Harvill Secker £18.99
Paperback review: Priscilla, By Nicholas Shakespeare
Sunday 24 November 2013
Ever since his aunt Priscilla died in March 1982, Nicholas Shakespeare had been curious about her past. In the summer of 2009, he had a stroke of luck: he decided to act, just as the one person who might know something about her was wondering what to do with a trunk full of her papers. The contents proved to be more rewarding than a novelist and biographer such as Shakespeare could hope for.
By piecing together Priscilla’s correspondence, diaries and attempts at fiction, Shakespeare tells the remarkable story of his aunt’s life before and during the Second World War, spent in Occupied France.
Priscilla was a mysterious figure as Shakespeare was growing up: reserved and dominated by a tyrannical husband. She was the older half-sister of his mother, who only learned of her existence when she was 13. Their father had been a distinguished journalist, S P B Mais, whose disastrous first marriage had produced Priscilla, whom he pretty much abandoned when she was nine.
She went to live with her mother in Paris, and grew up bilingual, marrying a much-older vicomte before hostilities broke out. Priscilla’s loyalty to her husband, who wasn’t remotely interested in sex, got her trapped on the wrong side of the German invasion. In December 1940, she was interned at the Besançon detention centre near the Swiss border, during one of the coldest winters of the war.
Priscilla was unlucky in love, and sex, and had undergone a grisly back-street abortion when she met the Vicomte. She never had children, though ironically a phantom pregnancy secured her release from Besançon. Asked by a guard if she had children, she replied “not yet”, meaning she would like to one day. But her answer was interpreted as an admission she was pregnant, and after being examined by two extremely lenient doctors, she was out and back in Paris by the spring. By now, Priscilla was “hungry for pleasure”, and determined to enjoy herself, which she did, at one point with a Gestapo officer.

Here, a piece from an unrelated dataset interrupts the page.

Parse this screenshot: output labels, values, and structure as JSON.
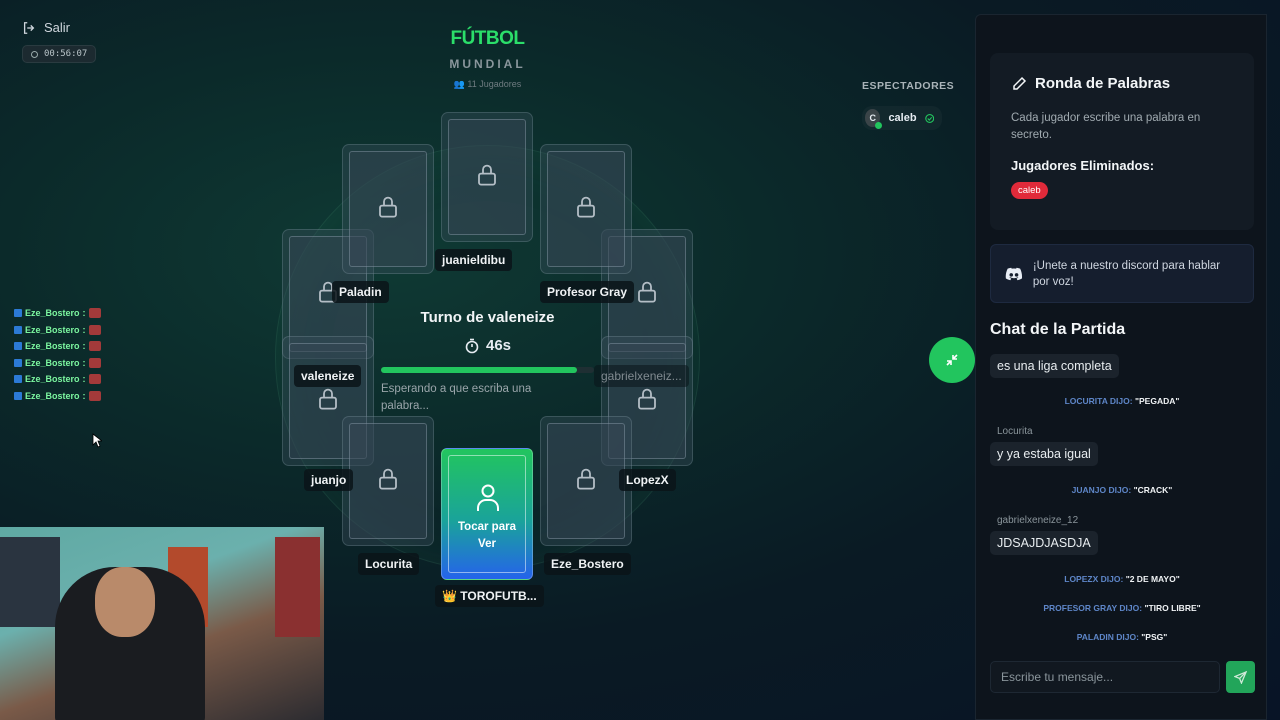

As Shakespeare acknowledges, his aunt’s is one of millions of wartime stories. But thanks to the extensive paperwork, and to his energetic digging, he creates a detailed and vivid narrative. This is a moving, and constantly surprising story. Apart from being a rewarding resolution of one man’s quest to solve a family mystery, it’s a reminder not to chuck out old papers. Or at least to read them before you do.